AGI - Di fronte alla complessità dello scenario geopolitico globale è necessario costruire un “nuovo ordine mondiale” che non possa prescindere dal Sud del mondo, e in questo senso l’Italia e l’Europa possono giocare un ruolo di primo piano. Ne è convinto l’ex ministro dell’Interno e attuale presidente della Fondazione Med-Or, Marco Minniti
"Un Patto tra l'Unione europea e l'Unione africana è necessario"
In una lunga intervista Minniti ha delineato le sfide, ma anche le opportunità, offerte dalle dinamiche in atto nei diversi teatri, e in particolare nella regione del Mediterraneo allargato.
Lo ha fatto soffermandosi su tutti i principali dossier al centro dell’agenda internazionale: dall’Iran alla Siria, da Hormuz a Gaza, dall’Ucraina alla Libia, passando per il Sahel – “principale incubatore del terrorismo internazionale” – e il Corno d’Africa, per finire con le ricadute che le situazioni di conflitto hanno inevitabilmente sui flussi migratori che arrivano l’Europa.
Uno scenario di fronte al quale, secondo Minniti, occorre un “patto” tra Unione europea e Unione africana, nell'ambito del quale il Piano Mattei diventi uno dei due pilastri di una nuova politica europea verso l'Africa.
"La Nato deve ridefinire il suo ruolo"
Secondo l’ex ministro, la Nato deve ridefinire il proprio ruolo tenendo insieme la sicurezza atlantica tradizionale e le minacce provenienti dal fianco sud. “La destabilizzazione in Africa, che può propagarsi con una certa velocità, è radicalmente contraria agli interessi dell’Unione europea”, ha affermato. “L’Europa deve occuparsi del Mediterraneo e dell’Africa”.
Da questo punto di vista, prosegue il presidente di Med-Or, il vertice Nato di Ankara dovrebbe servire anche a rafforzare la capacità dell’Alleanza di agire sul fronte meridionale. “Essendo atlantica e avendo l’Europa come elemento fondamentale, la Nato non può non avere il Mediterraneo e l’Africa tra le sue aree di interesse”.
"Doppia strategia: sviluppare e rafforzare le vie di immigrazione legali"
L’estrema complessità e instabilità dell’attuale scenario geopolitico globale, del resto, non può non avere ricadute sui flussi migratori, che interessano da vicino le coste sud del Mediterraneo, e dell’Italia in particolare.
Di fronte a questo scenario, Minniti propone una doppia strategia indicata per costruire e rafforzare canali legali di immigrazione volti a contrastare i trafficanti di esseri umani e applicare rimpatri immediati per chi arriva irregolarmente, auspicando un patto tra l'Unione europea e l'Unione africana, nell'ambito del quale il Piano Mattei diventa uno dei due pilastri di una nuova politica europea verso l'Africa.
"Legittimo chiedere a questi paesi degli impegni concreti"
La prima strategia prevede la costruzione e il rafforzamento dei canali legali, “che costruiscono un elemento fondamentale per contrastare i trafficanti di esseri umani".
In cambio, secondo Minniti, sarebbe lecito chiedere a questi Paesi impegni concreti, "arrivando financo a pensare a operazioni di polizia internazionale contro i trafficanti di esseri umani, così come si fanno contro i terroristi", ha osservato.
"Garantire il rimpatrio immediato"
In secondo luogo, è necessario provvedere ai rimpatri immediati. "Se tu hai canali legali, è chiaro che chiunque arriva illegalmente va immediatamente rimpatriato, perché nel momento in cui io ti riconosco canali legali, è evidente che tu devi contrastare insieme con me i canali illegali.
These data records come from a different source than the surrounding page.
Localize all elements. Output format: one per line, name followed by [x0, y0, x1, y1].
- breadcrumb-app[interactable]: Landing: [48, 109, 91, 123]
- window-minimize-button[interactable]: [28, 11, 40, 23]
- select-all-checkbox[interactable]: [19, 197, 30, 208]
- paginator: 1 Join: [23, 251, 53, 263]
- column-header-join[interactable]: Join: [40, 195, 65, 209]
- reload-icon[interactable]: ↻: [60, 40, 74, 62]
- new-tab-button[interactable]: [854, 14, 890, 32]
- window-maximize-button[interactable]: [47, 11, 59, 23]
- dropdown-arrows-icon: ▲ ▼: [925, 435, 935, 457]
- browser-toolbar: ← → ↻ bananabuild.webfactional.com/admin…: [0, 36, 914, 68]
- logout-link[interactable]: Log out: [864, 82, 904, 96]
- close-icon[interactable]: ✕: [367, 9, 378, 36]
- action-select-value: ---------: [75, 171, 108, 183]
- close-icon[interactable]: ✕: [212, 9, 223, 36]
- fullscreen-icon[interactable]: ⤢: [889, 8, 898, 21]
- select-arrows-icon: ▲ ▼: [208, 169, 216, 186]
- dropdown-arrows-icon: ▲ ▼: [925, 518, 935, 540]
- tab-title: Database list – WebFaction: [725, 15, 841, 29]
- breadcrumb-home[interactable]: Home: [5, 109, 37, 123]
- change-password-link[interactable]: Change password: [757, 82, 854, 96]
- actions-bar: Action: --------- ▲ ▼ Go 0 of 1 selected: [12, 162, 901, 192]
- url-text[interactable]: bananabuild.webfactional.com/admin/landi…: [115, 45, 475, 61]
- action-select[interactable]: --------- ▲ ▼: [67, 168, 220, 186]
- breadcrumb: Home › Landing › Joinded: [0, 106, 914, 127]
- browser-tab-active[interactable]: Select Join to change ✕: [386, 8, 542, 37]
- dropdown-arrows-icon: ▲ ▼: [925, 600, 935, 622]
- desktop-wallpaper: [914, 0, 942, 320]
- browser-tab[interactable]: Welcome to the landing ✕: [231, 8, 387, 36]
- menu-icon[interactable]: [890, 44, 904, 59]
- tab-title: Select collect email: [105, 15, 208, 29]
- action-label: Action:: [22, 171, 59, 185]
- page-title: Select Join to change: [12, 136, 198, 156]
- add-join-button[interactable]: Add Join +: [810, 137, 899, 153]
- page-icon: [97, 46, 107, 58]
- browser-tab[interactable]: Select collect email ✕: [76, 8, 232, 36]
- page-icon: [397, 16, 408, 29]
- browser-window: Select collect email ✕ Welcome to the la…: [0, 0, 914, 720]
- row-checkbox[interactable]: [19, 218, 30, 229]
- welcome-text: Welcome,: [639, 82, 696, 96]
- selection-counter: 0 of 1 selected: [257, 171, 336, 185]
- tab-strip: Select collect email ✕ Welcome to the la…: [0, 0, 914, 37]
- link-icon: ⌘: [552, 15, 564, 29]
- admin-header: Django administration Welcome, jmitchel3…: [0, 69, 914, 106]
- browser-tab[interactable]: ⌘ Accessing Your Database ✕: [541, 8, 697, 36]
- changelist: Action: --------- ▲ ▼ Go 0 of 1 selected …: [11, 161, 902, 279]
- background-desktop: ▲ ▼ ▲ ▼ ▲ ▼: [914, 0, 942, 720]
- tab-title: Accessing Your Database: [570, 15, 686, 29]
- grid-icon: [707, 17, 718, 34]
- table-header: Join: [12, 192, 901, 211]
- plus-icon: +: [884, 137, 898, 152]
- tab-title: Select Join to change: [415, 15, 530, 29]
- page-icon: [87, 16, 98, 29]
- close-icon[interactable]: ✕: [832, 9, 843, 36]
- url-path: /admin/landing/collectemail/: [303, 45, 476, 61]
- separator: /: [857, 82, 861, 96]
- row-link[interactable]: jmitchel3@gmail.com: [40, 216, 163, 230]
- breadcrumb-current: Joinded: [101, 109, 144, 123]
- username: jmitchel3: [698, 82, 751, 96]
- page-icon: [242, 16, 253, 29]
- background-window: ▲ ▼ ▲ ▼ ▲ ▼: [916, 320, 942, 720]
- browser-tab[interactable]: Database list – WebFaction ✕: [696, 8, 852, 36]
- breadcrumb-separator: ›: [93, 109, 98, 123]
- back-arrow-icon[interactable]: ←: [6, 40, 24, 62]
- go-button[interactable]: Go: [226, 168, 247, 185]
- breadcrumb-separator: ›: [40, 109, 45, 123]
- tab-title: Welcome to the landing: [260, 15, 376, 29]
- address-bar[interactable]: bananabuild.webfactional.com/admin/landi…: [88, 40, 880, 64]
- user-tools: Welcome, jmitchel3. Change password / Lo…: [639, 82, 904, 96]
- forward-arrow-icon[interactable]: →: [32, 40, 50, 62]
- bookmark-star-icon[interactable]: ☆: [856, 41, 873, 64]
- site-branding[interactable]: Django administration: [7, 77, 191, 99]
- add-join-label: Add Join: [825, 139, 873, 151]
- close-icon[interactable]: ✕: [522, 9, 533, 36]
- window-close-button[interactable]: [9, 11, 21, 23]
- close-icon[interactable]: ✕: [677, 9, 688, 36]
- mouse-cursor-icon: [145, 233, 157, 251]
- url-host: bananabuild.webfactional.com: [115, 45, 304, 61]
Questo è il punto fondamentale.
Per fare questo, noi dovremmo fare un patto. Un patto cornice tra l'Unione europea e l'Unione africana, dentro il quale inserire i singoli patti tra i singoli Paesi europei e i Paesi di partenza o di transito. Lo chiamerei patto per l'immigrazione legale e per il contrasto ai trafficanti di esseri umani, come lo è il Piano Mattei".
"In questo modo", ha aggiunto Minniti, il Piano "diventa uno dei due pilastri di una nuova politica europea verso l'Africa. Non è carità: è l'interesse strategico dell'Europa", ha insistito l’ex ministro, spiegando che, in quest'ottica, l'Europa "non fa soltanto il proprio interesse", ma "contribuisce a disegnare un nuovo ordine mondiale di cui abbiamo necessariamente bisogno".